As I mentioned in the last blog, I have a favorite route that I travel through the Farmer’s market. It starts at Gate 4, on the North side, which takes you straight into the food court. If it is early in the morning, you might start with french toast from Charlies. On a Saturday morning, the line for this place can take forever. But usually I hit the Farmer’s Market in the afternoon, in which case, go for the Gumbo Pot.
There are five “lanes” that run from East to West along the market. I like to walk up the second row, where you can find Marconda’s meat market. They have meats that are particular to New Orleans cooking, and an incredibly smart assed counter man. We have had this exchange more than once:
“What did you call me???”
On my last visit, he discovered we both had the same credit card and used that to play an elaborate practical joke on me. If you are going to continue shopping, they will hold your purchase in the refrigerator for you. Oh, and they shape their sausage into little piggies. What more could you want?
Just next to the meat counter is the nicest produce in the market. But I usually save them for last, since fruit can get heavy, and I feel strange pushing around those green wooden shopping carts. Continue heading East between the two glass display counters of the Ultimate Nut and Candy. The candy counter on the right has very good sugar free candies, especially the English toffee. On your left is a counter for nuts and dried and candied fruit, which gets very busy during the holidays.
After passing a few trinket shops, you will see LittleJohn’s Toffee House on the right, where you can watch them making candy in the window. They sell homemade marshmallows, which also come dipped in caramel or coconut.
At the end of the old Farmer’s market you dead-end at the other food court. Tusquella’s Fish and Oyster Bar, Bennett’s Ice Cream and Patsy D’Amore’s Pizza are all supposed to be very good, although I am usually full by this point. But sometimes I have just enough room for Bob’s Coffee and Donuts, known for its cinnamon rolls and jelly donuts.
At this point, turn and head West. On the left is Tusquella’s seafood.
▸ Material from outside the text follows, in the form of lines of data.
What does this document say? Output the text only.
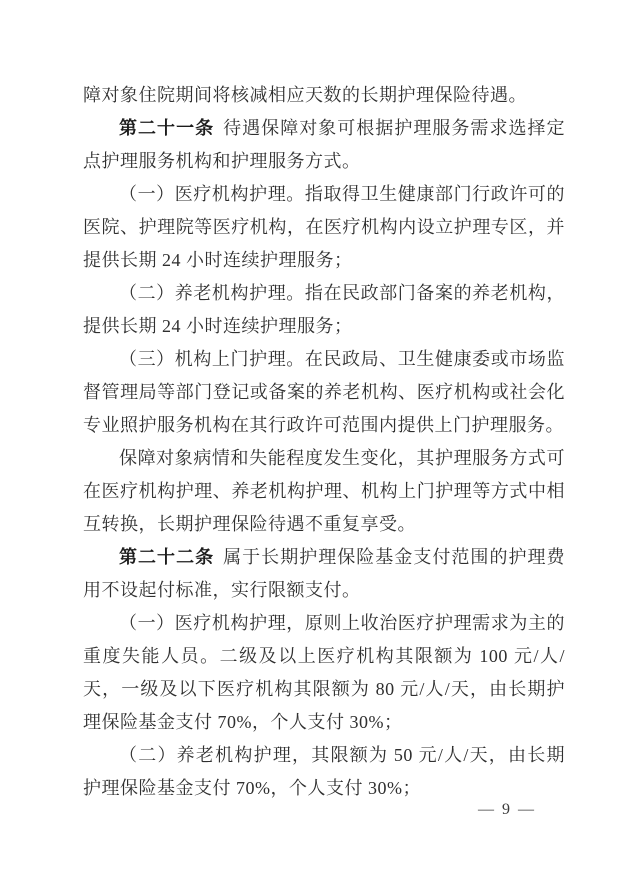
障对象住院期间将核减相应天数的长期护理保险待遇。

第二十一条 待遇保障对象可根据护理服务需求选择定点护理服务机构和护理服务方式。

（一）医疗机构护理。指取得卫生健康部门行政许可的医院、护理院等医疗机构，在医疗机构内设立护理专区，并提供长期 24 小时连续护理服务；

（二）养老机构护理。指在民政部门备案的养老机构，提供长期 24 小时连续护理服务；

（三）机构上门护理。在民政局、卫生健康委或市场监督管理局等部门登记或备案的养老机构、医疗机构或社会化专业照护服务机构在其行政许可范围内提供上门护理服务。

保障对象病情和失能程度发生变化，其护理服务方式可在医疗机构护理、养老机构护理、机构上门护理等方式中相互转换，长期护理保险待遇不重复享受。

第二十二条 属于长期护理保险基金支付范围的护理费用不设起付标准，实行限额支付。

（一）医疗机构护理，原则上收治医疗护理需求为主的重度失能人员。二级及以上医疗机构其限额为 100 元/人/天，一级及以下医疗机构其限额为 80 元/人/天，由长期护理保险基金支付 70%，个人支付 30%；

（二）养老机构护理，其限额为 50 元/人/天，由长期护理保险基金支付 70%，个人支付 30%；

— 9 —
I have yet to buy their seafood, but they have New Orleans products there, so I always stock up on Creole mustard and fish fry.
On the right is Light My Fire, which stocks every kind of hot sauce and dried chili powder imaginable.
Exiting through gate 3 takes you between two produce stands. The Fruit Company on the left has a fantastic fruit salad, which seems pricey, but is worth it. Across the aisle, Farm Fresh Produce has fresh fruits in season; I especially love the bing cherries and figs. Sorry I don’t have pictures of the gorgeous produce. Some guy had started a random conversation with me on this visit and was goading me into photographing the watermelon, which made me kind of nervous. In fact, lots of guys strike up random conversations with me at the Farmer’s market, so it’s probably a good place to troll if you are single.
Tips: There is a secret upstairs dining area on the north side if you can’t find a table…They are busiest on weekends and Thursday nights when they have live music, and it can be hard to find parking…The Grove’s parking lot does not accept validation from the Farmer’s Market shops, so pick up a latte or stop by Crate and Barrel for validation if you park in the structure.